Listen to that press conference and especially what Moyer had to say and that will tell the story of what has gone wrong in racing. When top guys in late model racing are struggling to keep up with costs everyone is in trouble. Its time that sanctions start listening to their drivers before they aren’t there anymore. Anyway you can cut costs in this economy is a huge plus for racing. That goes for Sprints too. Where would the World of Outlaws be without Kasey Kahne and Tony Stewart? I feel it would be struggling mightily. – Jerin Steele


I don’t see the top 20 dirt late model drivers going without top quality rides each year. A bigger $ sponsor may up move from a 2nd level team to the top guys like Bloomquist and Moyer where they know their investment is seen more on tv or in victory lane. – Brian “Dobie” Compton

I think guys like Bloomquist and Moyer crying about costs is laughable.
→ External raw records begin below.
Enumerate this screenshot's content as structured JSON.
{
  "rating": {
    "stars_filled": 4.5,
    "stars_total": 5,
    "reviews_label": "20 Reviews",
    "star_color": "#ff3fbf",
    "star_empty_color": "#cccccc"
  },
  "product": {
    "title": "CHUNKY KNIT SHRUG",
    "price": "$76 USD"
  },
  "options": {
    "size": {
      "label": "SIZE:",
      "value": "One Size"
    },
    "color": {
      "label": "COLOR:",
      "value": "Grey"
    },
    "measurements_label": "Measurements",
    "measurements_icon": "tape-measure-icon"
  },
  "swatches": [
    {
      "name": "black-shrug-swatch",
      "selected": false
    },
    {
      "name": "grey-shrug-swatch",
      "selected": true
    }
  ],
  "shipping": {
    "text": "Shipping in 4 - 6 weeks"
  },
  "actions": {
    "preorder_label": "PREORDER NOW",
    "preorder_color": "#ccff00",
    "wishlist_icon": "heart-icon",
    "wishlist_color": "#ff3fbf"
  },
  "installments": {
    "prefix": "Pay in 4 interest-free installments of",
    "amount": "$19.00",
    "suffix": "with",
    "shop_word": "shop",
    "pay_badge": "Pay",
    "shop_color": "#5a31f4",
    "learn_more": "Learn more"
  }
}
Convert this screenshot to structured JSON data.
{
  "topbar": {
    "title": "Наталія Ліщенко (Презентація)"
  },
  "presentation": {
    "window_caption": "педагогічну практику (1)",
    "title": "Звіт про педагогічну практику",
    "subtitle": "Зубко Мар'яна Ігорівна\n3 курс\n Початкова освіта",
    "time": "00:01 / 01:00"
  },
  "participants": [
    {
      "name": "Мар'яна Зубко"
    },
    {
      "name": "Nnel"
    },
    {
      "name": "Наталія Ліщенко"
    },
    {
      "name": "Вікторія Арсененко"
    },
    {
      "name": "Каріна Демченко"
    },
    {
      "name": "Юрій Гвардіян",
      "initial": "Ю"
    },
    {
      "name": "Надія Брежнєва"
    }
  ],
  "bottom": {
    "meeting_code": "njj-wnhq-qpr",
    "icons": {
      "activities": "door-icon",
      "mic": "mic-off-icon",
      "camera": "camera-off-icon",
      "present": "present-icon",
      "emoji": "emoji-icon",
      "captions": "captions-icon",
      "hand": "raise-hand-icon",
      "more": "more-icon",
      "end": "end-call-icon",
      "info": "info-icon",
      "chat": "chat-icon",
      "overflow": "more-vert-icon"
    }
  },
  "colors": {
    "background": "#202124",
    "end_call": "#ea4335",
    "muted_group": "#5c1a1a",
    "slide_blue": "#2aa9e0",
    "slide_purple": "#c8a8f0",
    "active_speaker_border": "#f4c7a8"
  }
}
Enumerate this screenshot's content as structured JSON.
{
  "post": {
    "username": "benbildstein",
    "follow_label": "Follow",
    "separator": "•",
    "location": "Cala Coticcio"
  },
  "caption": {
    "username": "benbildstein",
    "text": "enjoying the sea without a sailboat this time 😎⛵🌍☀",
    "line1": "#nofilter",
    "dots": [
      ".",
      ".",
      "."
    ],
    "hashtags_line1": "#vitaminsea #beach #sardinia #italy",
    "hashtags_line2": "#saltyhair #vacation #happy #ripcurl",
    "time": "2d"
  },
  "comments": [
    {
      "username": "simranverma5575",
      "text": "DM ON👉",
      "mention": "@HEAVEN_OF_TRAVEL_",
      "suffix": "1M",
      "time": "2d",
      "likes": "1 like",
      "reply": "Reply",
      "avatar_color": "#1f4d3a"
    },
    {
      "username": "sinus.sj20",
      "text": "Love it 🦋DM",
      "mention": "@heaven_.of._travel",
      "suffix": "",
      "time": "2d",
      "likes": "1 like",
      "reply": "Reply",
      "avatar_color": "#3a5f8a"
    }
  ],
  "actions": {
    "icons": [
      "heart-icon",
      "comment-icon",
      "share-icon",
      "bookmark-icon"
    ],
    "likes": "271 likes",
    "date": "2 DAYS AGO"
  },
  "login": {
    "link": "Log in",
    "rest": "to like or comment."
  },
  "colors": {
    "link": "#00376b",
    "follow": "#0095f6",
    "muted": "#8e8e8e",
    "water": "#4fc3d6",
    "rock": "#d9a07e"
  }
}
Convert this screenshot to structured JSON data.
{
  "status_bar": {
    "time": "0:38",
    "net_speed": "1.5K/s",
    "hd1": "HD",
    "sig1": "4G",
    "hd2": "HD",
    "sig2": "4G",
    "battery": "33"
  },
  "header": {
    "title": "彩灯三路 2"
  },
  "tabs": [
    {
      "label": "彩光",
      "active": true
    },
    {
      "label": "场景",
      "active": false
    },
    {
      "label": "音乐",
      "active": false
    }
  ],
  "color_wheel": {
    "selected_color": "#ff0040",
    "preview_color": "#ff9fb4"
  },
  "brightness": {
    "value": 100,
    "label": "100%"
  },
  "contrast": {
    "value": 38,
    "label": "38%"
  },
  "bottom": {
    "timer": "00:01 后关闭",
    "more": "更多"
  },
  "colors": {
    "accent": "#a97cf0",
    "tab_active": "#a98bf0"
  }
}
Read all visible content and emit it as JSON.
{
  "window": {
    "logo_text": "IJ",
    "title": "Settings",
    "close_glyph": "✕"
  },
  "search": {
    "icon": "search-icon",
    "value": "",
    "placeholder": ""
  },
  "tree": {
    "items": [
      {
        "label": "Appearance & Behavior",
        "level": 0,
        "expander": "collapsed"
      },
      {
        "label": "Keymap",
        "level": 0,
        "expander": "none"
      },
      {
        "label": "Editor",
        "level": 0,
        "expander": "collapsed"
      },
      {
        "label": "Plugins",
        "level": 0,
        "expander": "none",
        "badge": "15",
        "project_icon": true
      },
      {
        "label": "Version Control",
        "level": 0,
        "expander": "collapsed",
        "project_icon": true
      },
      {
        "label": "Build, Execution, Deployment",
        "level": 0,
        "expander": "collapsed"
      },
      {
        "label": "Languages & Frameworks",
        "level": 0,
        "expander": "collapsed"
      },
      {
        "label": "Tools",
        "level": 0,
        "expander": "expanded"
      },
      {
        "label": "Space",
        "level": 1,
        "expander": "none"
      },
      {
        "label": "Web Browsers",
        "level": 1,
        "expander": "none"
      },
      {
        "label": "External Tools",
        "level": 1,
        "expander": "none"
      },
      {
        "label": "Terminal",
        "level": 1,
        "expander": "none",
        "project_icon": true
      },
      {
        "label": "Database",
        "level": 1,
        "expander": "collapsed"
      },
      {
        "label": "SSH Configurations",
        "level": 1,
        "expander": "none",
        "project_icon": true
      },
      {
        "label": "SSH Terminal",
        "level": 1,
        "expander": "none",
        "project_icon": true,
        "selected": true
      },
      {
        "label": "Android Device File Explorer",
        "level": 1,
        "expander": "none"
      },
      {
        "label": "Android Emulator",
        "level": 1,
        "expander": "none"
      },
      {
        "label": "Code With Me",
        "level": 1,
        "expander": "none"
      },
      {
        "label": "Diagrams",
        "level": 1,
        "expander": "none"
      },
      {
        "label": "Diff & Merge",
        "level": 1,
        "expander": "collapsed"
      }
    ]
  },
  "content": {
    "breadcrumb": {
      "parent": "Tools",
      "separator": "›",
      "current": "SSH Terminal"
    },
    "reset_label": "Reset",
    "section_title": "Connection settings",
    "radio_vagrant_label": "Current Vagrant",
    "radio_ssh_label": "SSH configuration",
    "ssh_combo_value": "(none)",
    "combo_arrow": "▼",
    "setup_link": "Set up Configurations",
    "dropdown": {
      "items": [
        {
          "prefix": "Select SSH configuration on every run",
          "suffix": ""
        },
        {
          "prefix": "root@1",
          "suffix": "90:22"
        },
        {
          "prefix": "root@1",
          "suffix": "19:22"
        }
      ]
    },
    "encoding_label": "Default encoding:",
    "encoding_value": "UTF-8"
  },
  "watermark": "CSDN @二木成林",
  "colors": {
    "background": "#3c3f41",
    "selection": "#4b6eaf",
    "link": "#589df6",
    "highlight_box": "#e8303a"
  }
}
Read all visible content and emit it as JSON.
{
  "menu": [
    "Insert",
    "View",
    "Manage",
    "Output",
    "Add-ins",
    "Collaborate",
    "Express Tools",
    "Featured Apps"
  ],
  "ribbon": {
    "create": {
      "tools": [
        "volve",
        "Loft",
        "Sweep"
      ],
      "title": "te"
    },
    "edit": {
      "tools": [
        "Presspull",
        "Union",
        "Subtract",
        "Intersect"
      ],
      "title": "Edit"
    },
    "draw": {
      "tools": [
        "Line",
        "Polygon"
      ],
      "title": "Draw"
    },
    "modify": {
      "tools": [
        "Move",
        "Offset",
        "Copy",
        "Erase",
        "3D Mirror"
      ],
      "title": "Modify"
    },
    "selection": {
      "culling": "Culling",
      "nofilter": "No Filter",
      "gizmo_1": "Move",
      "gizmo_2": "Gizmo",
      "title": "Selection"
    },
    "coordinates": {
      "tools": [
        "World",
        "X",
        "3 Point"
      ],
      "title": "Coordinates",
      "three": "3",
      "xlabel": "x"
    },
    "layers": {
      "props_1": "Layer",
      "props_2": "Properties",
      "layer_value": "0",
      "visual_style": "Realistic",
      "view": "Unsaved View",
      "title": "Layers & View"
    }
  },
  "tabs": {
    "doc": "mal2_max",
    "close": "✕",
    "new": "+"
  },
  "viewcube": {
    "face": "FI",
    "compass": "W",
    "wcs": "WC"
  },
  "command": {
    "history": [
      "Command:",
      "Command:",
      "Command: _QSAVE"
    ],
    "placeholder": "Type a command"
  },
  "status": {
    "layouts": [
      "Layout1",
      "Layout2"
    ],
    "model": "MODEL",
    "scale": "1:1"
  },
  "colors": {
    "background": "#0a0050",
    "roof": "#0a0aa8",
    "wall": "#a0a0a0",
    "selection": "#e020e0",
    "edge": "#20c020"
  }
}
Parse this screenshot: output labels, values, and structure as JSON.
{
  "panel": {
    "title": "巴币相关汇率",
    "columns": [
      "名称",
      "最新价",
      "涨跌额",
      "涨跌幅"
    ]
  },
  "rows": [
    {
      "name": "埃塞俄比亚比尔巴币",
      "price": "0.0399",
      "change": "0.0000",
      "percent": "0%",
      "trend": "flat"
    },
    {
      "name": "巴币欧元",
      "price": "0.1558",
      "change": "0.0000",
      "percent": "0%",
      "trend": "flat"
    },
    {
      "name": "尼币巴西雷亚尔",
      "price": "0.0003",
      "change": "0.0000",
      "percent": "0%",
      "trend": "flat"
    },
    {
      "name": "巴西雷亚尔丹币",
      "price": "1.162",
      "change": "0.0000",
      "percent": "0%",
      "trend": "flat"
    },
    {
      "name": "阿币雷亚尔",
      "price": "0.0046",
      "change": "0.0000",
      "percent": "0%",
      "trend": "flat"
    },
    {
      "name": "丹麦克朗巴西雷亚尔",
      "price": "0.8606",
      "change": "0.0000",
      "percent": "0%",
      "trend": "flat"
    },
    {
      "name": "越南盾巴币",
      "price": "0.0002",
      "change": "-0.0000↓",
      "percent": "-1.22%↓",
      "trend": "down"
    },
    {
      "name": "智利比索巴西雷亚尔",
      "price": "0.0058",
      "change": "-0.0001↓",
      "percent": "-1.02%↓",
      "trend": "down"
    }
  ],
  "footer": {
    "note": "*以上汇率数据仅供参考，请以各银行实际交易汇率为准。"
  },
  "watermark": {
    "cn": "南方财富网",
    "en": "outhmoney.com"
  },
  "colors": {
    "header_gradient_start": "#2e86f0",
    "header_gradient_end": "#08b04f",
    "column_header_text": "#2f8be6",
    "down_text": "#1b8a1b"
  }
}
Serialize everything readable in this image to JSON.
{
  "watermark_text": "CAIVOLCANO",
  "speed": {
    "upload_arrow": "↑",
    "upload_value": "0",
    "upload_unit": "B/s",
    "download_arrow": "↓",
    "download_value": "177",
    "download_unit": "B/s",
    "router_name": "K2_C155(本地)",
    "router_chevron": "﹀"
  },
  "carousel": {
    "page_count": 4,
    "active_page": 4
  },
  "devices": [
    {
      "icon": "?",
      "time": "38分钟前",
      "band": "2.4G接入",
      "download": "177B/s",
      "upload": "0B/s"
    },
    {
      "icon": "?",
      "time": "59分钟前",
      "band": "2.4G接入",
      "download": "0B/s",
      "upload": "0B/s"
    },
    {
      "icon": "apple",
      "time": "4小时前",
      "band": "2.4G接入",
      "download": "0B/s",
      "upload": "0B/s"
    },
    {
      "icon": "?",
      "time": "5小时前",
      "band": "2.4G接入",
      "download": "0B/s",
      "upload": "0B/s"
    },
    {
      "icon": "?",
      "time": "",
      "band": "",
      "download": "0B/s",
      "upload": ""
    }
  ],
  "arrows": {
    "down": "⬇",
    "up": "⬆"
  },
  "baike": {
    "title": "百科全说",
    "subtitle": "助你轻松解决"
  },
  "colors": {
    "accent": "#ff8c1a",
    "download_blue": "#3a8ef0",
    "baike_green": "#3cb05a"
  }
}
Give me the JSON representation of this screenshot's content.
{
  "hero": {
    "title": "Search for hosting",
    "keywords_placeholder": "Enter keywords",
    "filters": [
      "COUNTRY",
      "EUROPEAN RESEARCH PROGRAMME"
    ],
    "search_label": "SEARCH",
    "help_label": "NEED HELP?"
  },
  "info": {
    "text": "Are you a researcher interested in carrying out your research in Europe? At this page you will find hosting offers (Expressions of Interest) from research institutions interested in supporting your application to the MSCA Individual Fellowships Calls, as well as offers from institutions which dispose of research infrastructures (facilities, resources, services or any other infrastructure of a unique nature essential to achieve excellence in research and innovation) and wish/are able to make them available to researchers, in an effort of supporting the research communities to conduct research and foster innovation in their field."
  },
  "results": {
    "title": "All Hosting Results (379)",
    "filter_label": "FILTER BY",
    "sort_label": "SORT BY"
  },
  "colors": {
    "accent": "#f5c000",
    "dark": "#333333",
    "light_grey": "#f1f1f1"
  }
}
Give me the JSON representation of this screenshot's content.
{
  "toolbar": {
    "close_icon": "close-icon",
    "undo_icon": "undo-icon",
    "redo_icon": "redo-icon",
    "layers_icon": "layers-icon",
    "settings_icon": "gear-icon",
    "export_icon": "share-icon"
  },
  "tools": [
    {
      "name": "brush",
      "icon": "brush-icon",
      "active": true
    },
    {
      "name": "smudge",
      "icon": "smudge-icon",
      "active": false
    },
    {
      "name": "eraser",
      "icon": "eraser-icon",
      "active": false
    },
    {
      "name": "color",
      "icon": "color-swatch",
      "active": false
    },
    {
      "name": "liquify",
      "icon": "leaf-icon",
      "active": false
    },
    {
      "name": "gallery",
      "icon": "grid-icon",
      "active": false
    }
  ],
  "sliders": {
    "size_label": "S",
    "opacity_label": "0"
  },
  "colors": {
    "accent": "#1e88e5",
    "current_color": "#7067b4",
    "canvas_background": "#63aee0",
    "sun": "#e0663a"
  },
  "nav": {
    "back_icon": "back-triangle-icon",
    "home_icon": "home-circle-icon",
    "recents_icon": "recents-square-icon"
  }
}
I’m not impressed when millionaires whine about how they’re becoming thousandaires. They’re the reason costs are so out of control. It’s the technological advances they have made that have required everybody else to go out and spend huge dollars to keep up. I mean, think about it. If Bloomer was so worried about saving racers money, his Team Zero chassis would have been affordable, right? Thing is, they weren’t. They were far more expensive than anything else out there. The “new” Sweet/Bloomquist cars are a little cheaper than Team Zero was… but not by much. Moyer, well, he’s in the chassis business himself, too. The Moyer Victory Circle cars were more expensive than everybody but Team Zero. Now he’s dealing in Longhorns. Go price one of them. They might be more expensive than Bloomer these days. – Josh Bayko

I’m agreed with Josh on the Bloomquist/Moyer crying about cost bit. It is laughable. And, I don’t think that the sky is falling either. At the same time, the time for a purse bump on a certain level for the touring guys seems about right. But, only if the sport can support it. That means maybe racing 35 times for a little nicer purse, instead of 45 dates with most of them being standard $10K to win affairs.  Less travel costs for teams, make the events more special since there’s less of them so a better purse can be reasonable with a greater crowd and probably a greater car count on hand.  That’s a small part of it, until we can find new and interesting ways to re-energize corporate support for teams and tracks. – Gary Heeman






Gonna throw three names out there in late models currently. Among them, which one’s season success was most surprising, and which one will make even more noise in 2015? Your three drivers: Bobby Pierce, Kent Robinson, and Mason Zeigler…..Go!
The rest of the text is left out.